Caminaba con mi elegante bolsa de mandado (no es broma, es floreada y de terciopelo) a unas cuadras de casa para hacer unas compras de rutina cuando un tintineo me hizo bajar la velocidad, al detenerme a observar me lo encontré: sus ojos esmeralda, barriguita prominente, cola esponjosa y un collar tornasol, después tan solo escuche un tierno MIAU.

Me agache a acariciarlo, nunca se está demasiado apurado para saludar a un gato, e inmediatamente comencé a escuchar ese sonido que ha protagonizado muchos de mis momentos más simples de felicidad: estaba ronroneando. Me siguió por la larga avenida, sin autos y casi sin ruido, cuando veía que se atrasaba le tronaba unos besitos y apretaba la carrera, al darme alcance se paraba en dos patas, mimoso, y yo rascaba su cabeza gris coronada por un par de orejitas puntiagudas.
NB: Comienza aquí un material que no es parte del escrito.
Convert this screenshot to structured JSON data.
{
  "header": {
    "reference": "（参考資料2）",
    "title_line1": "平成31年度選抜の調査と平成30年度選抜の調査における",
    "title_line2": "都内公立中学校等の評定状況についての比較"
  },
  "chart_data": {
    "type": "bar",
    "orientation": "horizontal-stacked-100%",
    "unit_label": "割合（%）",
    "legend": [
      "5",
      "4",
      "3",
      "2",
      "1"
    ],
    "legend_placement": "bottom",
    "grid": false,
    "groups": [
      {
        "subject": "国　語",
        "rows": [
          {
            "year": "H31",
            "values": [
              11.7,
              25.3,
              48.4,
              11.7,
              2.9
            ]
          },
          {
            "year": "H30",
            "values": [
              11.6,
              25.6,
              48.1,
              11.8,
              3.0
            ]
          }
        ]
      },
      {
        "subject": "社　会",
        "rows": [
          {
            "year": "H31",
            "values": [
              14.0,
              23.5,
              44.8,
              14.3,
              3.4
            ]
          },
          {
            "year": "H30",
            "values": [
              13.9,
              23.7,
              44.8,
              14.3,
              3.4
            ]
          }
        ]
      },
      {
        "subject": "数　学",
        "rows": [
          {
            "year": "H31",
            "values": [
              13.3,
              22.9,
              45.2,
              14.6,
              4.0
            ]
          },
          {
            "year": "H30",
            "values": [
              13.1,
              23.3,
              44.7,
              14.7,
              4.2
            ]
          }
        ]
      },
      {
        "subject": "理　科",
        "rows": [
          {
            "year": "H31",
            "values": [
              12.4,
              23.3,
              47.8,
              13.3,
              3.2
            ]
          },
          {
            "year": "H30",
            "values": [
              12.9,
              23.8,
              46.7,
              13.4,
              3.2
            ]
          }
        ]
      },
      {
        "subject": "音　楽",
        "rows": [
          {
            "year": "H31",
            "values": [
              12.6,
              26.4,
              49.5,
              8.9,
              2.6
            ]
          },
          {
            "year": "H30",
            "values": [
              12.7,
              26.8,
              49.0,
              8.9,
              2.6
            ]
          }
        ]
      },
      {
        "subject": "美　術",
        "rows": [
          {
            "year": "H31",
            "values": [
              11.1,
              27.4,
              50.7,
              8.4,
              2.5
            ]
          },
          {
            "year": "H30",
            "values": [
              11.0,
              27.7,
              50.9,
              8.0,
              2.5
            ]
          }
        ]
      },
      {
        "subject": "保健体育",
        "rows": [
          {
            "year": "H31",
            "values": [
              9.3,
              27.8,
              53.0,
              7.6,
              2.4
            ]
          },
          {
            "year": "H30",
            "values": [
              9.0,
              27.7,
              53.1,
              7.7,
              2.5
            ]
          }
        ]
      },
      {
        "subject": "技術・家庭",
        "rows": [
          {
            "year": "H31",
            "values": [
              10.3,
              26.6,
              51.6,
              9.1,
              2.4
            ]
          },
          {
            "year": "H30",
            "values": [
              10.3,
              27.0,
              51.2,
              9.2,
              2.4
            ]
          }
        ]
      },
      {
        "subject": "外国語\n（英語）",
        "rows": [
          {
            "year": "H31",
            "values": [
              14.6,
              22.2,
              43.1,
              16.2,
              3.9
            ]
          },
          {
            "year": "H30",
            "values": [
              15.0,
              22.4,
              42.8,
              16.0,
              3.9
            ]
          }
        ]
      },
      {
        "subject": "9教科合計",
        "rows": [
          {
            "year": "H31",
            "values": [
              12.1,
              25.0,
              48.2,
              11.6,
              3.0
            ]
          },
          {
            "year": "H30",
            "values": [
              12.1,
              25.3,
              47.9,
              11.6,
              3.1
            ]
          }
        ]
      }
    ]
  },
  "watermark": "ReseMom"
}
Llegó el momento de cruzar por otra calle más iluminada y con autos pasando, nos separamos y mientras compraba me invadió la angustia de pensar que tal vez estaba extraviado y necesitaba ayuda, soy una citadina medio paranoica, por lo que no suelo salir a la tienda con celular, pero cuando pasé de nuevo por donde nos habíamos visto por primera vez, me volvió a dar alcance y repetimos la rutina anterior, pero en sentido contrario.
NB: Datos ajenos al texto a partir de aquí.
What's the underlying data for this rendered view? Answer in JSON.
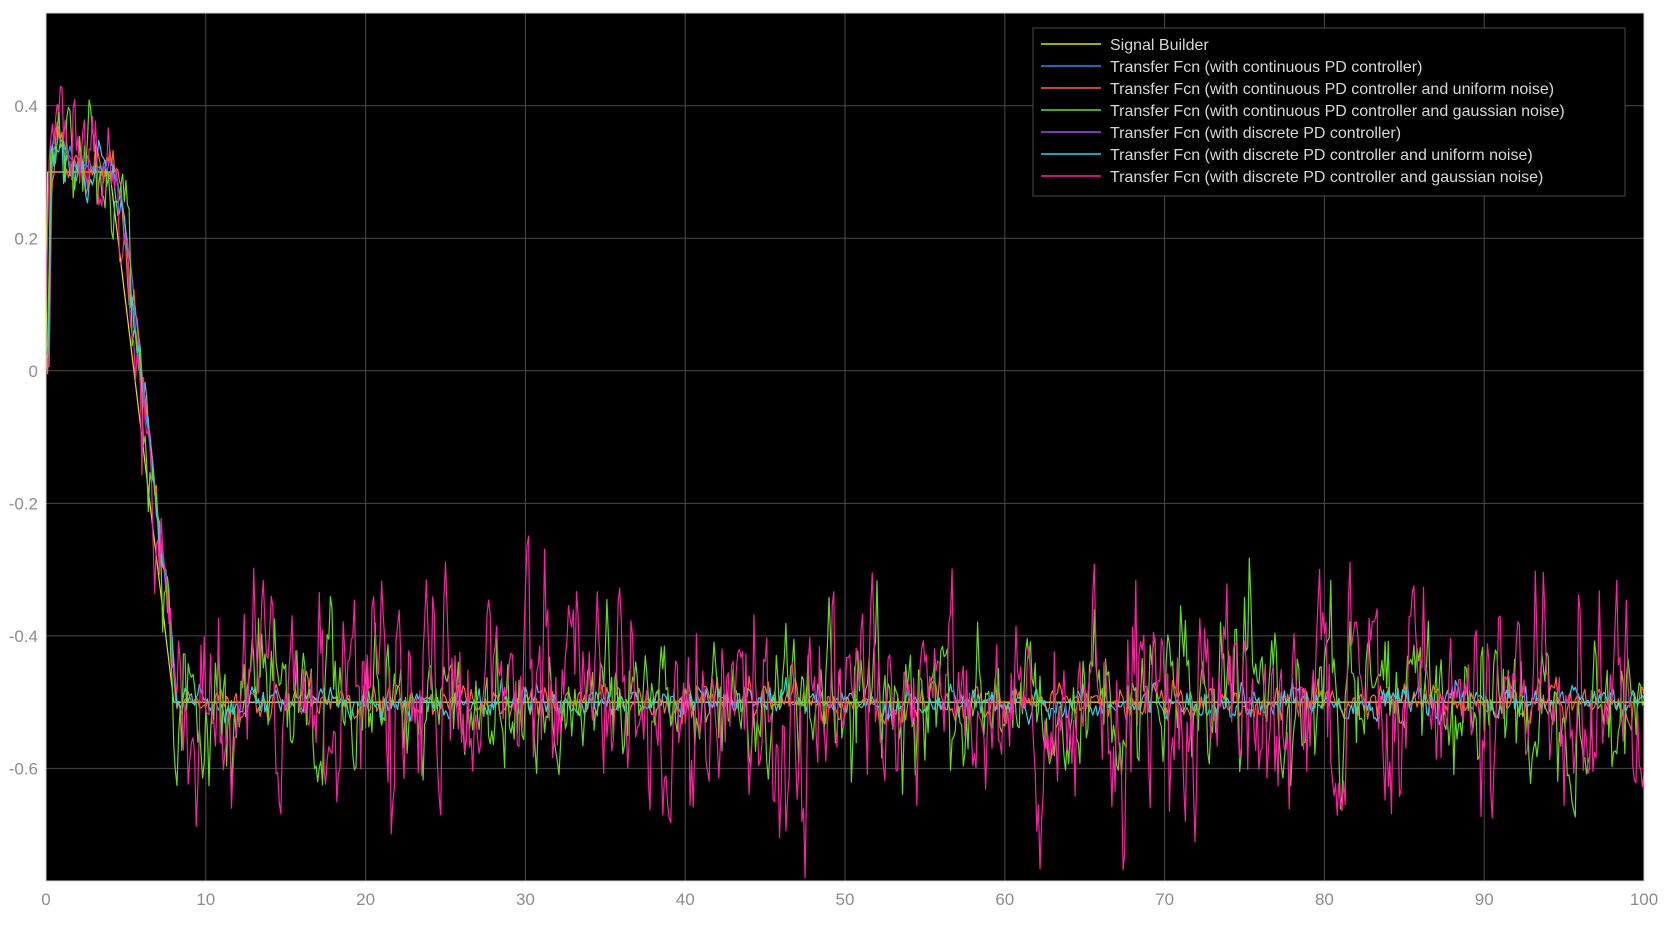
{
  "chart_data": {
    "type": "line",
    "title": "",
    "xlabel": "",
    "ylabel": "",
    "xlim": [
      0,
      100
    ],
    "ylim": [
      -0.77,
      0.54
    ],
    "x_ticks": [
      0,
      10,
      20,
      30,
      40,
      50,
      60,
      70,
      80,
      90,
      100
    ],
    "x_tick_labels": [
      "0",
      "10",
      "20",
      "30",
      "40",
      "50",
      "60",
      "70",
      "80",
      "90",
      "100"
    ],
    "y_ticks": [
      -0.6,
      -0.4,
      -0.2,
      0,
      0.2,
      0.4
    ],
    "y_tick_labels": [
      "-0.6",
      "-0.4",
      "-0.2",
      "0",
      "0.2",
      "0.4"
    ],
    "grid": true,
    "legend_position": "top-right",
    "background": "#000000",
    "grid_color": "#4a4a4a",
    "reference_path": {
      "x": [
        0,
        0.2,
        0.6,
        1.0,
        2.0,
        3.0,
        4.0,
        4.6,
        5.0,
        5.6,
        6.0,
        6.6,
        7.0,
        7.6,
        8.0,
        100
      ],
      "y": [
        0.0,
        0.33,
        0.36,
        0.33,
        0.31,
        0.305,
        0.3,
        0.25,
        0.18,
        0.05,
        -0.05,
        -0.16,
        -0.26,
        -0.36,
        -0.5,
        -0.5
      ]
    },
    "series": [
      {
        "name": "Signal Builder",
        "color": "#e6e600",
        "noise": 0,
        "noise_before_8": 0,
        "lag": 0,
        "seed": 1,
        "step_signal": true
      },
      {
        "name": "Transfer Fcn (with continuous PD controller)",
        "color": "#1e90ff",
        "noise": 0,
        "noise_before_8": 0.008,
        "lag": 0.15,
        "seed": 2,
        "step_signal": false
      },
      {
        "name": "Transfer Fcn (with continuous PD controller and uniform noise)",
        "color": "#ff6a2a",
        "noise": 0.012,
        "noise_before_8": 0.02,
        "lag": 0.15,
        "seed": 3,
        "step_signal": false
      },
      {
        "name": "Transfer Fcn (with continuous PD controller and gaussian noise)",
        "color": "#66dd11",
        "noise": 0.045,
        "noise_before_8": 0.04,
        "lag": 0.1,
        "seed": 4,
        "step_signal": false
      },
      {
        "name": "Transfer Fcn (with discrete PD controller)",
        "color": "#a24cff",
        "noise": 0,
        "noise_before_8": 0.005,
        "lag": 0.2,
        "seed": 5,
        "step_signal": false
      },
      {
        "name": "Transfer Fcn (with discrete PD controller and uniform noise)",
        "color": "#2ad4f0",
        "noise": 0.01,
        "noise_before_8": 0.02,
        "lag": 0.15,
        "seed": 6,
        "step_signal": false
      },
      {
        "name": "Transfer Fcn (with discrete PD controller and gaussian noise)",
        "color": "#ff1ea8",
        "noise": 0.065,
        "noise_before_8": 0.05,
        "lag": 0.05,
        "seed": 7,
        "step_signal": false
      }
    ]
  }
}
Al faltar ya menos de media cuadra para llegar, comencé a pensar en que tal vez sería buena idea llevarlo a casa y anunciarlo en grupos de búsqueda de vecinos o tal vez adoptarlo y llevarlo por el mandado  todos los días, pero era casi imposible porque Maruca, la gatita de casi catorce años que nos deja vivir con ella, es tan huraña y territorial con otros animales como adorable con los humanos y no quería estresarla, aunque me torturaba pensar en dejar al misterioso felino a su suerte.

Subí a dejar la compra, le llamé a mi mamá como refuerzo y para que viera también a semejante belleza  y cuando bajamos ambas se había esfumado, regresé de nuevo al punto de encuentro, donde estaba  sentadito, esponjoso y tranquilo, lo tomé entre mis brazos sin que opusiera resistencia y lo metí al portal, mamá como corresponde en estos casos, lo estaba mimando mientras yo le  buscaba un refugio temporal y pensaba cómo limar asperezas con la señora de la casa que, como ya habrán notado en este punto del relato, también anda en cuatro patitas y se comunica a maullidos. Todo esto se vio interrumpido porque cuando una vecina abrió la puerta el michi corrió de nuevo a la calle donde había comenzado la historia.

A pesar de tranquilizarme pensando que tal vez solo estaba paseando y yo lo había secuestrado pasé los días siguientes, deliberada y a veces innecesariamente, por la misma acera con el oído aguzado por si oía un cascabelito y hoy por fin sucedió, MIAU de nuevo, me agaché a acariciarlo pero en esta ocasión en vez de seguirme se tiró a darse un sabroso baño de lengua. Le pregunté a una pareja, que estaba haciendo más o menos lo mismo que el gato pero en equipo, si no era suyo y me dijeron que sus dueñas vivían enfrente, yo les respondí que era muy gordito para ser de la calle y ellos rieron cortésmente diciendo que sí, de regreso me maulló de nuevo, sobé su cabecita y vine a escribir este laberinto, pensando que la moraleja aquí es que muchas veces nos tomamos tan en serio el papel de salvador que no miramos las señales y que se nos olvida valorar la simple amistad y compañía, sin interés, pero con la completa disposición de interceder si algo va mal, sin descuidar lo que ya depende de nosotros, como Doña Maru, que en este momento duerme en mi regazo.